2) Dress comfortably but appropriately — Some famous sites — especially in Europe — will not allow visitors in who are dressed inappropriately. Notre Dame de Paris will turn visitors away if they are wearing tank-tops, short shorts, mini-skirts, crude t-shirts, or other attire deemed inappropriate for a grand cathedral. Make certain you check to see if there is a dress code and, even if there is not, you dress appropriately. Tennis shoes are generally acceptable — especially if you’re going to be walking — and heels are generally forbidden for the damage they can do to the floor.
3) Respect the quiet of the place and the other visitors — It may sound a bit crazy but when you enter a place like Gettysburg, the Memorial cemetery at Vicksburg, or the memorial for the USS Arizona, you can feel the weight of the years pressing on you. It makes you quiet and reflective. Respect that. Where photography is allowed, feel free to take photos. However, do so in a manner that doesn’t make light of the site itself and doesn’t cause problems for other visitors.

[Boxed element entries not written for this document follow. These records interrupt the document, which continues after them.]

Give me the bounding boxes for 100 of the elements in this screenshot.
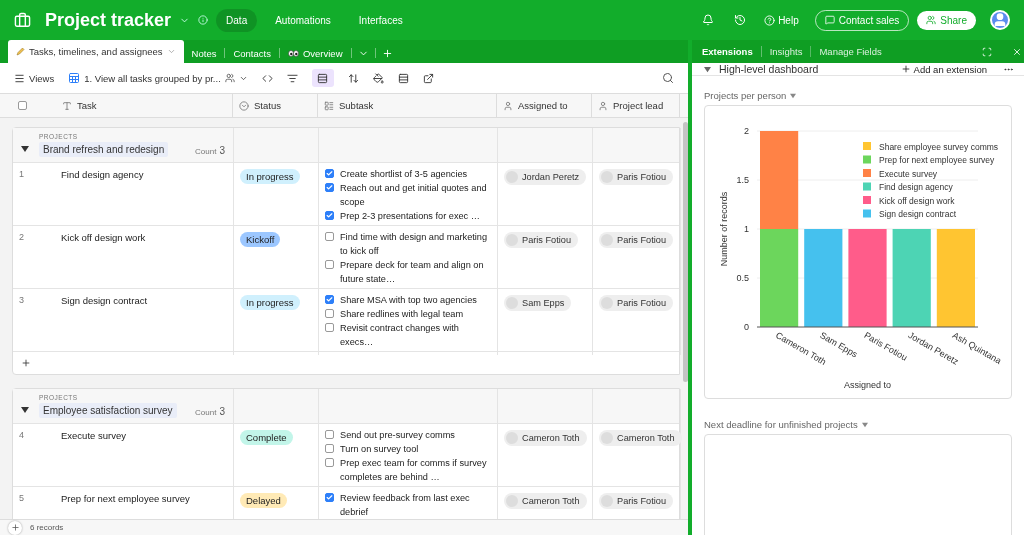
column-header[interactable]: Assigned to	[518, 100, 568, 111]
task-name: Prep for next employee survey	[61, 493, 190, 506]
status-tag: Complete	[240, 430, 293, 445]
history-icon[interactable]	[734, 14, 747, 26]
long-text-icon	[324, 100, 334, 111]
fullscreen-icon[interactable]	[982, 46, 992, 57]
info-icon[interactable]	[198, 15, 209, 25]
checkbox[interactable]	[325, 183, 334, 192]
group-button[interactable]	[311, 69, 334, 87]
add-button[interactable]	[8, 520, 22, 535]
legend-item: Sign design contract	[863, 209, 957, 219]
plus-icon	[900, 64, 911, 74]
eyes-icon	[287, 49, 299, 57]
column-header[interactable]: Project lead	[613, 100, 664, 111]
dashboard-title[interactable]: High-level dashboard	[719, 63, 819, 75]
checkbox[interactable]	[325, 430, 334, 439]
count-value: 3	[219, 145, 225, 156]
close-icon[interactable]	[1012, 46, 1022, 57]
checkbox[interactable]	[325, 295, 334, 304]
add-extension-button[interactable]: Add an extension	[900, 63, 987, 75]
legend-label: Find design agency	[879, 182, 954, 192]
plus-icon	[10, 523, 20, 532]
row-number: 1	[19, 169, 25, 181]
checkbox[interactable]	[18, 101, 27, 110]
subtask-text: Send out pre-survey comms	[340, 429, 455, 442]
legend-label: Kick off design work	[879, 195, 956, 206]
avatar[interactable]	[990, 10, 1010, 30]
tick-label: 2	[744, 126, 749, 136]
count-value: 3	[219, 406, 225, 417]
collapse-icon[interactable]	[21, 145, 29, 153]
collapse-icon[interactable]	[704, 65, 711, 73]
subtask-text: Share MSA with top two agencies	[340, 294, 477, 307]
legend-label: Execute survey	[879, 168, 938, 179]
table-tab[interactable]: Contacts	[225, 43, 279, 63]
column-header[interactable]: Subtask	[339, 100, 374, 111]
legend-item: Prep for next employee survey	[863, 155, 995, 165]
checkbox[interactable]	[325, 493, 334, 502]
avatar-icon	[601, 297, 613, 309]
people-icon	[926, 15, 937, 25]
row-height-icon[interactable]	[397, 72, 409, 84]
help-link[interactable]: Help	[764, 14, 799, 26]
select-field-icon	[239, 100, 249, 111]
nav-tab[interactable]: Automations	[265, 8, 341, 32]
collapse-icon[interactable]	[21, 406, 29, 414]
view-selector[interactable]: 1. View all tasks grouped by pr...	[68, 72, 248, 84]
panel-tab[interactable]: Insights	[769, 46, 812, 57]
user-chip: Paris Fotiou	[599, 493, 674, 509]
code-icon[interactable]	[261, 72, 273, 84]
subtask-text: Turn on survey tool	[340, 443, 419, 456]
legend-label: Sign design contract	[879, 209, 957, 219]
subtask-text: Reach out and get initial quotes and scope	[340, 182, 488, 209]
chevron-icon	[166, 47, 176, 56]
base-title[interactable]: Project tracker	[45, 9, 172, 31]
panel-tab[interactable]: Extensions	[702, 46, 762, 57]
nav-tab[interactable]: Interfaces	[348, 8, 413, 32]
subtask-text: Share redlines with legal team	[340, 308, 464, 321]
task-name: Execute survey	[61, 430, 126, 443]
count-label: Count	[195, 408, 217, 417]
search-icon[interactable]	[662, 72, 674, 84]
count-label: Count	[195, 147, 217, 156]
base-icon	[14, 11, 31, 29]
menu-icon	[14, 72, 25, 84]
share-view-icon[interactable]	[422, 72, 434, 84]
group-name: Brand refresh and redesign	[39, 141, 169, 157]
subtask-text: Prep exec team for comms if survey completes are behind …	[340, 457, 488, 484]
status-tag: In progress	[240, 169, 300, 184]
chat-icon	[824, 15, 835, 25]
status-tag: Delayed	[240, 493, 287, 508]
table-tab[interactable]: Notes	[183, 43, 225, 63]
checkbox[interactable]	[325, 309, 334, 318]
table-tab[interactable]: Overview	[279, 43, 351, 63]
caret-icon	[790, 92, 797, 99]
nav-tab[interactable]: Data	[216, 8, 258, 32]
table-tab[interactable]: Tasks, timelines, and assignees	[8, 40, 184, 63]
checkbox[interactable]	[325, 211, 334, 220]
checkbox[interactable]	[325, 232, 334, 241]
checkbox[interactable]	[325, 323, 334, 332]
user-icon	[598, 100, 608, 111]
views-button[interactable]: Views	[14, 72, 55, 84]
panel-tab[interactable]: Manage Fields	[819, 46, 890, 57]
filter-icon[interactable]	[286, 72, 298, 84]
column-header[interactable]: Task	[77, 100, 97, 111]
checkbox[interactable]	[325, 169, 334, 178]
user-icon	[503, 100, 513, 111]
checkbox[interactable]	[325, 444, 334, 453]
status-tag: Kickoff	[240, 232, 281, 247]
share-button[interactable]: Share	[917, 10, 976, 30]
person-icon	[992, 12, 1008, 28]
column-header[interactable]: Status	[254, 100, 281, 111]
avatar-icon	[601, 171, 613, 183]
add-icon[interactable]	[381, 47, 393, 59]
paint-bucket-icon[interactable]	[372, 72, 384, 84]
checkbox[interactable]	[325, 458, 334, 467]
checkbox[interactable]	[325, 260, 334, 269]
bell-icon[interactable]	[702, 14, 715, 26]
scrollbar[interactable]	[683, 122, 688, 382]
add-record-icon[interactable]	[21, 358, 31, 368]
widget-title[interactable]: Next deadline for unfinished projects	[704, 419, 1012, 430]
sort-icon[interactable]	[347, 72, 359, 84]
widget-title[interactable]: Projects per person	[704, 90, 1012, 101]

4) Pay attention to the signs — Signs aren’t always just put up to tell you where to go or to explain what happened at a particular part of the site. Sometimes they’re up to warn you about a potential danger such as the signs on the beaches at Normandy that warn of treacherous footing or tidal activities. Pay attention to what they say and if they tell you not to enter or pass beyond a certain point, don’t ignore it even if it would be a great place to stand and get a photograph. That’s a good way to fall into a sinkhole in some places.
5) If you’re uncertain as to whether or not something would be appropriate, don’t do it — You’ll never hear laughter on the USS Arizona or when you pass beyond the gates at Dachau or Auschwitz. Levity has no place when you’re looking down at the rows of headstones in Arlington, VA or Normandy, France. Watching the changing of the guard at Buckingham Palace or the Tomb of the Unknown Soldier isn’t a time to engage in horseplay or to try to get close for snapping a few photos.
6) Take a selfie at a memorial site and post it online only if you want to look really, spectacularly stupid and have it haunt you for years — The teenage girl whose selfie at Auschwitz set off an online firestorm might not regret it and might think she did nothing wrong now but give her ten years. She’ll be embarrassed to have done it and her “fame” for it will probably cost her down the road. People who do the same at other memorials — the 9/11 memorial, Normandy, Arlington, and more — will look back and wonder what they were thinking to engage in such self-centered and silly antics at a place where the focus of their thoughts (and their cameras) should not have been on them but on the event that made the site a memorial in the first place.
If you’re going to visit a major historical site, it would be a good idea for you to understand the importance of that site and to treat it appropriately. Otherwise, the photos you take there today may not make treasured keepsakes but instead could become testaments to shame later on down the road.